Intel AMX Support Appears Ready For Linux 5.16

coder replied

27 October 2021, 11:29 PM
Originally posted by sophisticles View Post

While Intel and AMD have a cross licensing agreement that allows one company to use technology the other company developed, there is a waiting period before either company can implement said competitor's technology.

Source?

Originally posted by sophisticles View Post

Look at AVX-512, Intel released it on Xeons and HEDT CPUs years ago, Intel now has it on laptop and desktop CPUs and AMD still hasn't released a single CPU with said instruction set.

Because AMD was smart and decided to wait until the silicon technology was ready.

Originally posted by sophisticles View Post

Hell, look how long it took for AMD to release a CPU with AVX2 and the first ones weren't that good anyway.

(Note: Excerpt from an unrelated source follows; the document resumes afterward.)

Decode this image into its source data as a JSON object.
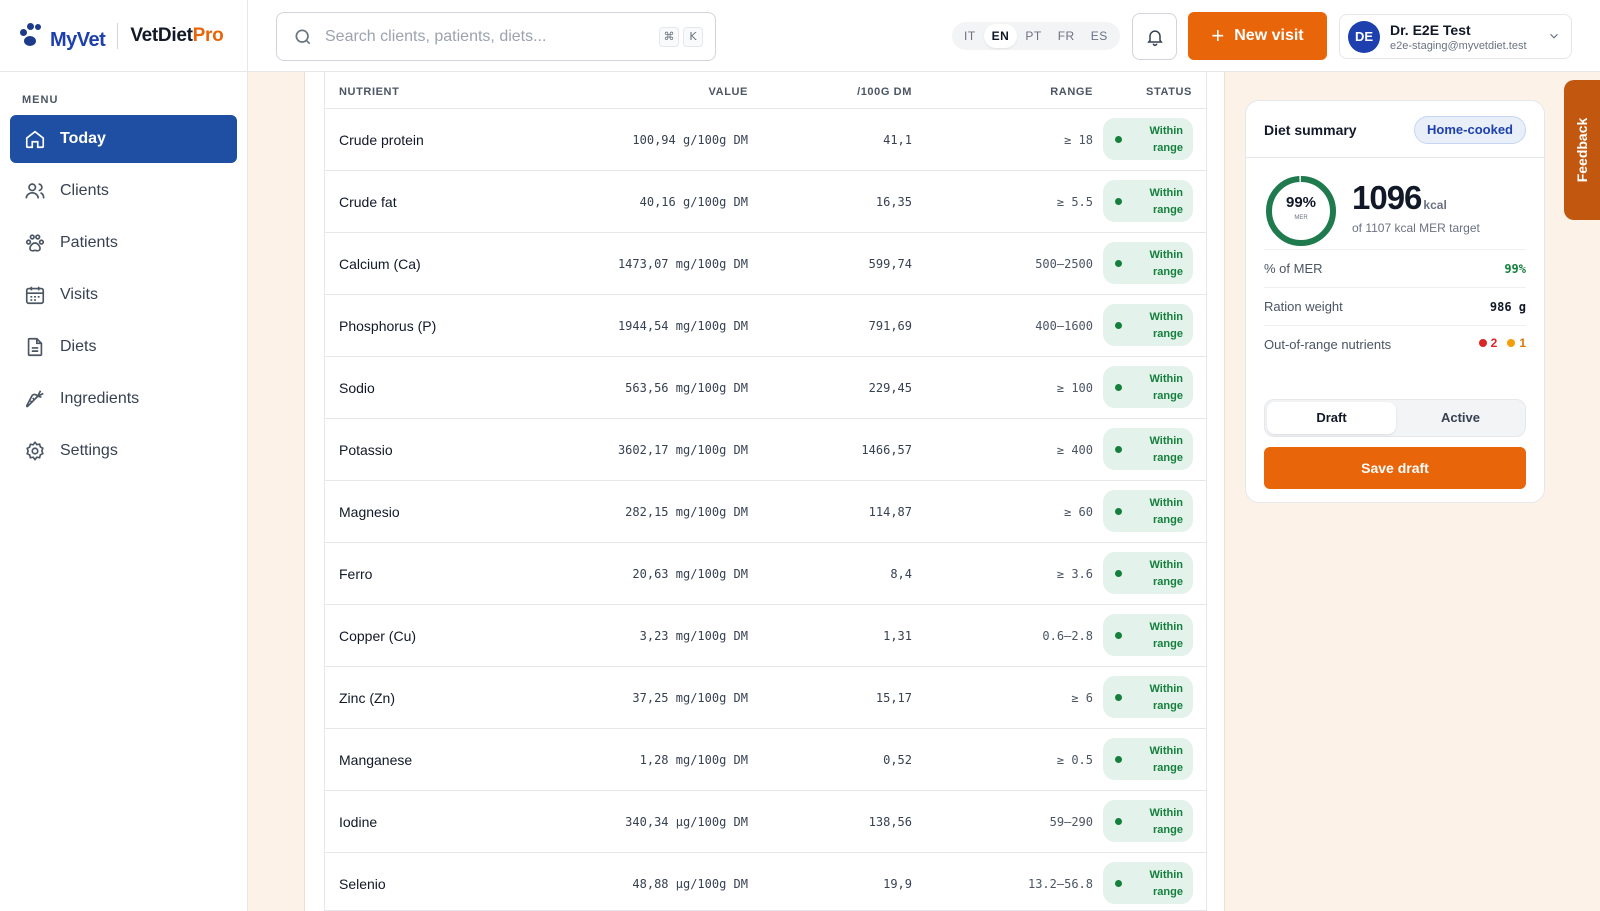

They adopted some technologies quicker than others. IIRC, they adopted SSE very quickly, but were slower on SSE2.

Originally posted by sophisticles View Post

Intel will have a laptop CPU with AMX long before AMD even thinks about implementing it in its high end offerings.

Could be, but I guess you didn't hear that Intel's new flagship desktop/laptop CPU will have no AVX-512, at all.

https://www.anandtech.com/show/16881...rchitectures/5
Leave a comment:
coder replied

27 October 2021, 11:21 PM
Originally posted by trueblue View Post

I know that Intel developed Advanced Matrix Extensions for AI work loads, but I wonder if it will also be useful for other scientific/engineering applications such as CFD.

No. The functionality being included in the upcoming Sapphire Rapids CPU supports operations only on 8-bit and BFloat16 data. Most scientific, engineering, and financial applications require double-precision arithmetic. At this precision it's not even capable of half-decent audio processing!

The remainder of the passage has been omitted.